2. The I have worked 3 years over there and even had a positive skill assessment.
3. If I would have given the visa I would have worked hard and would have made business flourish
APPLICANT”S SUBMISSIONS
The applicant appeared before the Court by telephone. The applicant was unrepresented. The applicant did not request an interpreter and the Court was satisfied he was able to follow and participate in the hearing. The Court ensured that the applicant was in possession of a copy of the relevant Court books and that the first respondent’s written submissions.
At the commencement of the hearing, the Court explained that it was undertaking judicial review, not merits review and the difference between the two types of review. The Court also explained the procedure by which the hearing would be undertaken. Despite Court orders, no written submissions or other material was provided to the court by the applicant in support of his case.

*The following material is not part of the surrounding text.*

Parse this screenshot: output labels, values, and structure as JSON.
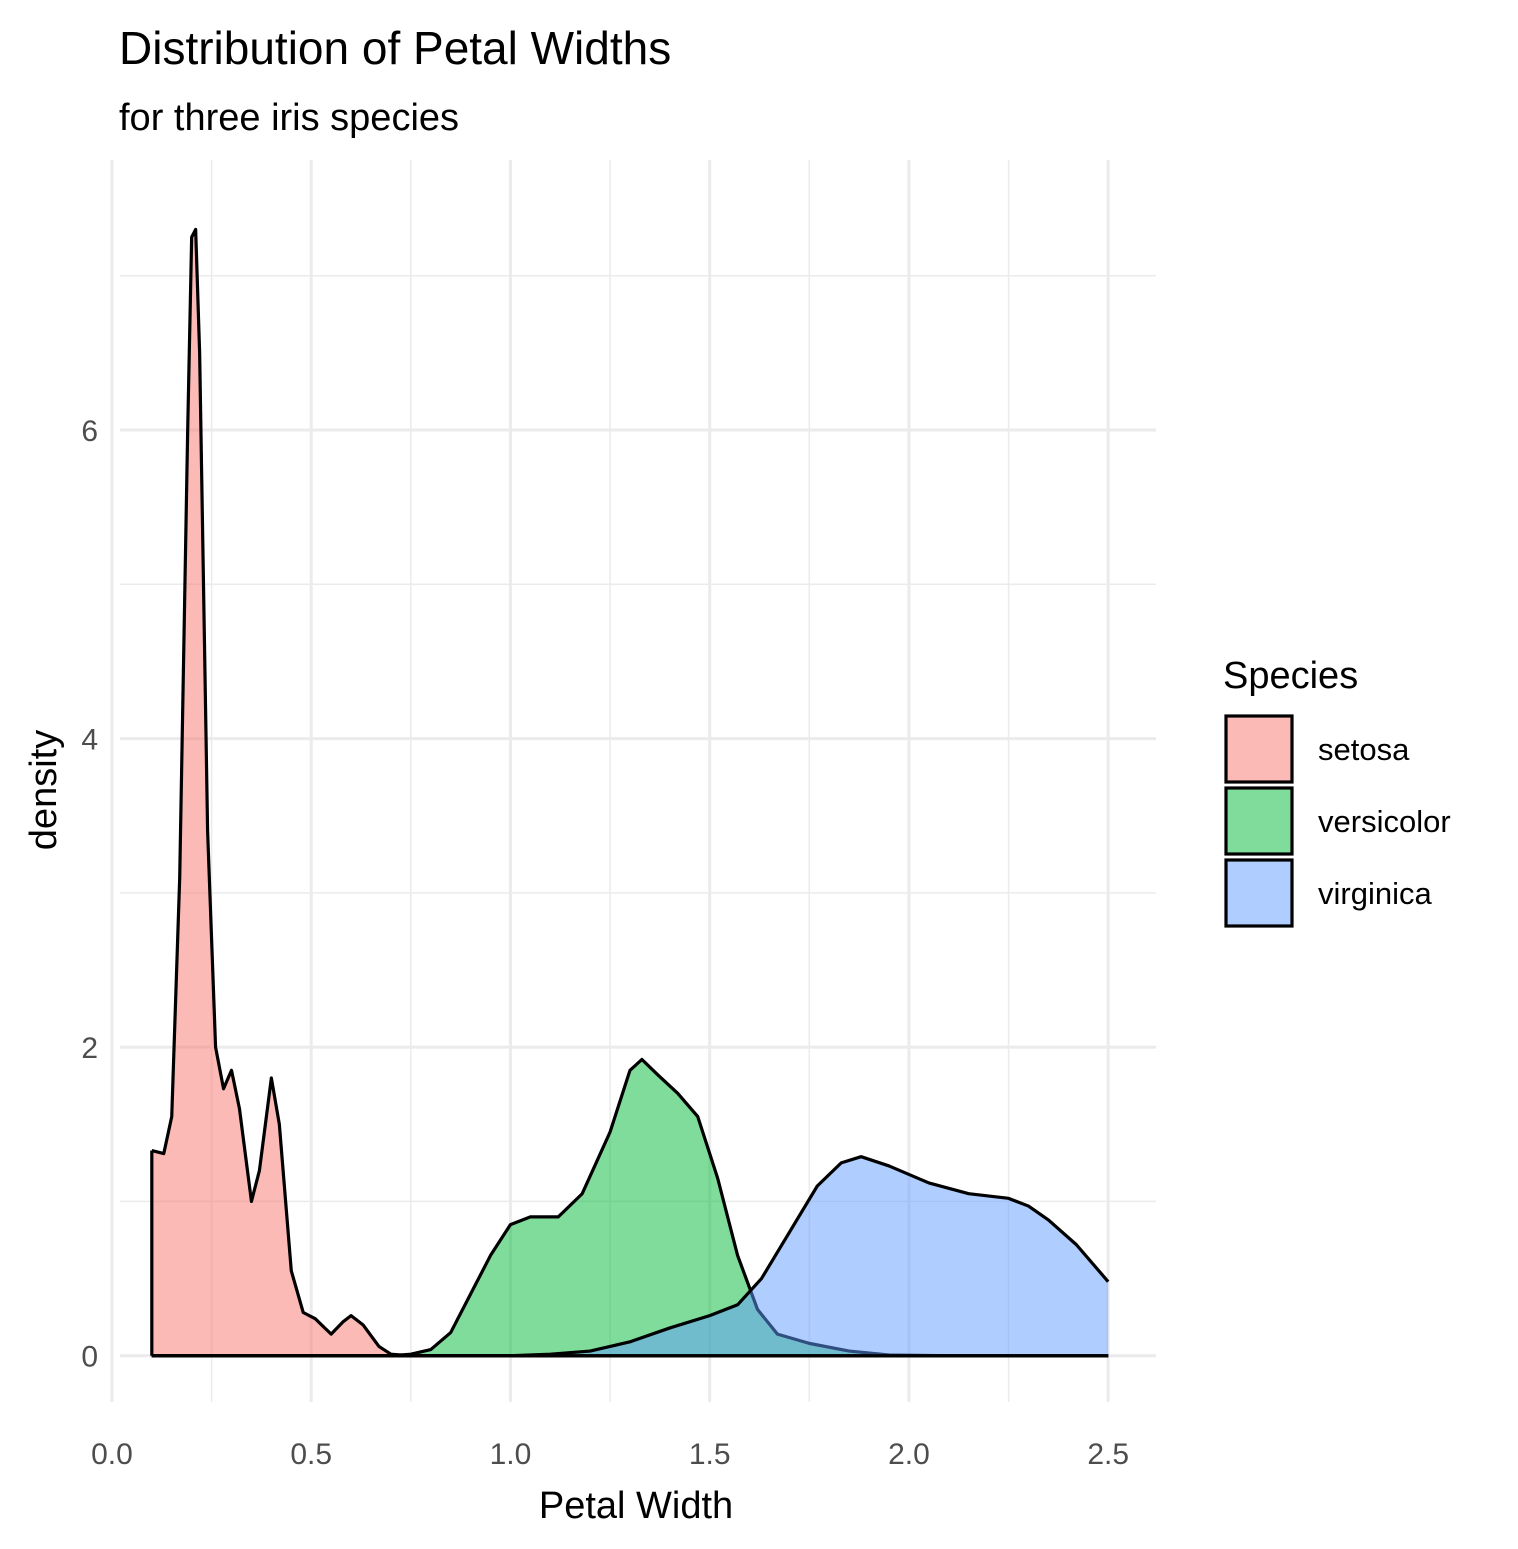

The applicant told the Court that he was unable to provide any information to the Tribunal regards his employer nominator. The applicant would have liked to, but was simply unable. The applicant was also unable to provide the Court with any additional information.
CONSIDERATION
In Djokovic v Minister for Immigration, Citizenship, Migrant Services and Multicultural Affairs [2022] FCAFC 3 at [17] the task of a Court conducting judicial review was described in this manner:
… An application for judicial review is one in which the judicial branch of government reviews, by reference to legality or lawfulness, the decision or decisions of the executive branch of government, here in the form of a decision of the Minister. The court does not consider the merits or wisdom the decision; nor does it remake the decision. The task of the court is to rule upon the lawfulness or legality the decision by reference to the complaints made about it.
Three grounds of judicial review relied upon fail to identify any jurisdictional error on the part of the Tribunal. At best, they appear to take issue with the merits of the applicant’s visa application, which is outside the court’s jurisdiction: (see; Minister for Immigration and Ethnic Affairs v Wu Shan Laing (1996) 185 CLR 259).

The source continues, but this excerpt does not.